Giraffe in production
A wonderfully drawn giraffe, which is a common rock painting in northern South Africa.
Handprints are not uncommon in many parts of southern Africa and we quite like them (check out our logo).

The HARP research colloquium: presenting and celebrating the past

Excavators sprawled across Little Muck Shelter busy removing deposit and looking for artefacts.
Members of the field team inspecting a shell coming out of the ground.

The Hunter-Gatherer Archaeological Project (HARP), led by Dr Tim Forssman from the University of Mpumalanga, hosted a research colloquium while conducting fieldwork in July, 2022. The colloquium’s purpose was in part to provide an update of the work completed thus far but to also celebrate archaeological heritage in the Mapungubwe region.

Mapungubwe is a globally renowned archaeological site. It was here that southern Africa’s first state-level society appeared around AD 1220. Preceding the Mapungubwe Kingdom were several changes that took place over the course of about 300 years. These included the accumulation of wealth, growth in cattle numbers, craft specialisation, and the appearance of royal and elite groups. While this prehistory is well known, and has been studied for nearly a decade, considerably less is known of local hunter-gatherer societies. To produce a more inclusive rendering of the Mapungubwe landscape’s past, the HARP team aims through archaeological research to recognise and acknowledge the contributions made by past hunter-gatherers to these important socio-political and economic developments.

While conducting fieldwork in the Mapungubwe National Park the HARP team invited local stakeholders to attend a research colloquium to share their study’s findings. In attendance were members of the Mapungubwe National Park, Polokwane Museum and Venetia Limpopo Nature Reserve, as well as students from the Universities of Mpumalanga, Pretoria and Oxford.

Justine van Heerden excavates while Siphesihle Kuhlase maps an excavation wall.

Dr Forssman opened the colloquium by providing the context and motivation for the study and an overview of progress to date, which involves excavating a prominent hunter-gatherer site, Little Muck Shelter, and exploring the local rock art sequence. Miss Chanté Barnard, an archaeological laboratory technician at the University of Mpumalanga and masters student enrolled at the University of Pretoria, presented archaeological trade wealth found at Little Muck demonstrating that hunter-gatherers participated in the local market economy during state formation. Mr Siphesihle Kuhlase, also a masters student, took this one step further and presented evidence supporting a hunter-gatherer presence at the site into the Mapungubwe period. These studies are significant because they show that hunter-gatherers were living in the area when Mapungubwe arose, but also that they were involved in trade at a time when this wealth was assisting groups rise to royal or elite status.

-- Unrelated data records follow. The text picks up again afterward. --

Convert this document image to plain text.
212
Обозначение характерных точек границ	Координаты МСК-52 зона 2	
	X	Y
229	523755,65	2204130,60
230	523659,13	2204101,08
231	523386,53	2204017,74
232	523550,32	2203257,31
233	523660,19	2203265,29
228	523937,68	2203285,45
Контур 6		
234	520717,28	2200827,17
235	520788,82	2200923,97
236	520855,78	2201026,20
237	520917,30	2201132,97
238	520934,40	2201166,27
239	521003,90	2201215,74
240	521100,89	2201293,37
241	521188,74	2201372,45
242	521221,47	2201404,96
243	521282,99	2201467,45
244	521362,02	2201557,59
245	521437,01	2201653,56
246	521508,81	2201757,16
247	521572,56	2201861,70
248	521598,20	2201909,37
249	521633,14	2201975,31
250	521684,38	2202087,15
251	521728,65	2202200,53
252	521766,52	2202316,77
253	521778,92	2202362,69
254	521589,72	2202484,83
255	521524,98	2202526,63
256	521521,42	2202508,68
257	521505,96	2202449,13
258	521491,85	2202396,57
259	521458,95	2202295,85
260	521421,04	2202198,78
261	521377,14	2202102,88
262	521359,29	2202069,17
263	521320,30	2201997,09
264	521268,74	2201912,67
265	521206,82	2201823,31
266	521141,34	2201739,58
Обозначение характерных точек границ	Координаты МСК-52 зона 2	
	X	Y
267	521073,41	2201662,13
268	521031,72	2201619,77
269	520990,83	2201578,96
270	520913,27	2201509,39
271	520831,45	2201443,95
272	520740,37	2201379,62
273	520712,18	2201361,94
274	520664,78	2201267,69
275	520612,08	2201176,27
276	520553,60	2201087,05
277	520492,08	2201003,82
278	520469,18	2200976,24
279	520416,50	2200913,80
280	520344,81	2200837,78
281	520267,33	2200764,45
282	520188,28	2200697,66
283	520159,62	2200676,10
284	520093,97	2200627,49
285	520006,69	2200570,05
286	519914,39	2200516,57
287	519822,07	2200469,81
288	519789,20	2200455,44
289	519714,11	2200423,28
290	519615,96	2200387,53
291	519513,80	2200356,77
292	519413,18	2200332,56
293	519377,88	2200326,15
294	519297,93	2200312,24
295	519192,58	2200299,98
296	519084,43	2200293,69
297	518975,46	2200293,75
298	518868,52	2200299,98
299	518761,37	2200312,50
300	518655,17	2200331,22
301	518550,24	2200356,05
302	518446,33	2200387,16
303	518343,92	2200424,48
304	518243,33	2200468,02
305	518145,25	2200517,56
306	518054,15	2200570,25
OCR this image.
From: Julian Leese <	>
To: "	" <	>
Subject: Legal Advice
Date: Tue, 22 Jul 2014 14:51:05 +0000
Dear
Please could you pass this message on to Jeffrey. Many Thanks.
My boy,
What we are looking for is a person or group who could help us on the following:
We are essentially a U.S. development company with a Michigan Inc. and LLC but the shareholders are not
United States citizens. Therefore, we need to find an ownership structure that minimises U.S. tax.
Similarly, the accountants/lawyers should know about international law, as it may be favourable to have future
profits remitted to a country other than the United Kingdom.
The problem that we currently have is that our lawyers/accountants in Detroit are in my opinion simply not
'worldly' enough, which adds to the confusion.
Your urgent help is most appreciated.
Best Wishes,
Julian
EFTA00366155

Students viewing artefacts from one of the travelling museum’s displays.

Two honours students on the project, Miss Sylvia Ubisse and Miss Courtney Knell, provided an outline of their research; to examine landscape settlement histories and stone arrowhead technologies, respectively. Their studies are on-going and will be completed by the end of the year. Also on-going is the work of Miss Angelinah Masolo, a doctoral candidate, discussed here study on place-making and settlement histories among hunter-gatherer groups and particularly how they organised their social landscape over the last 8000 years.

The final speaker was masters student Miss Justine van Heerden. Her study examines engagement between the public and heritage resources and promotes a more inclusive narrative for the region. Her study uses a unique, custom-built travelling museum to display heritage items, such as stone tools, pottery or glass beads, during community engagement initiatives, talks, seminars, or stakeholder meetings. The travelling museum is an important aspect of HARP’s engagement programme and will accompany the team on field trips and to all manner of meetings within, and beyond, the study area.

On one of the student engagements, Miss Justine van Heerden presented the travelling museum at a local research centre.
The seven presenters: (from the left) Tim Forssman, Chanté Barnard, Sihpesihle Kuhlase, Angelina Masolo, Justine van Heerden, Courtney Knell and Sylvia Ubisse.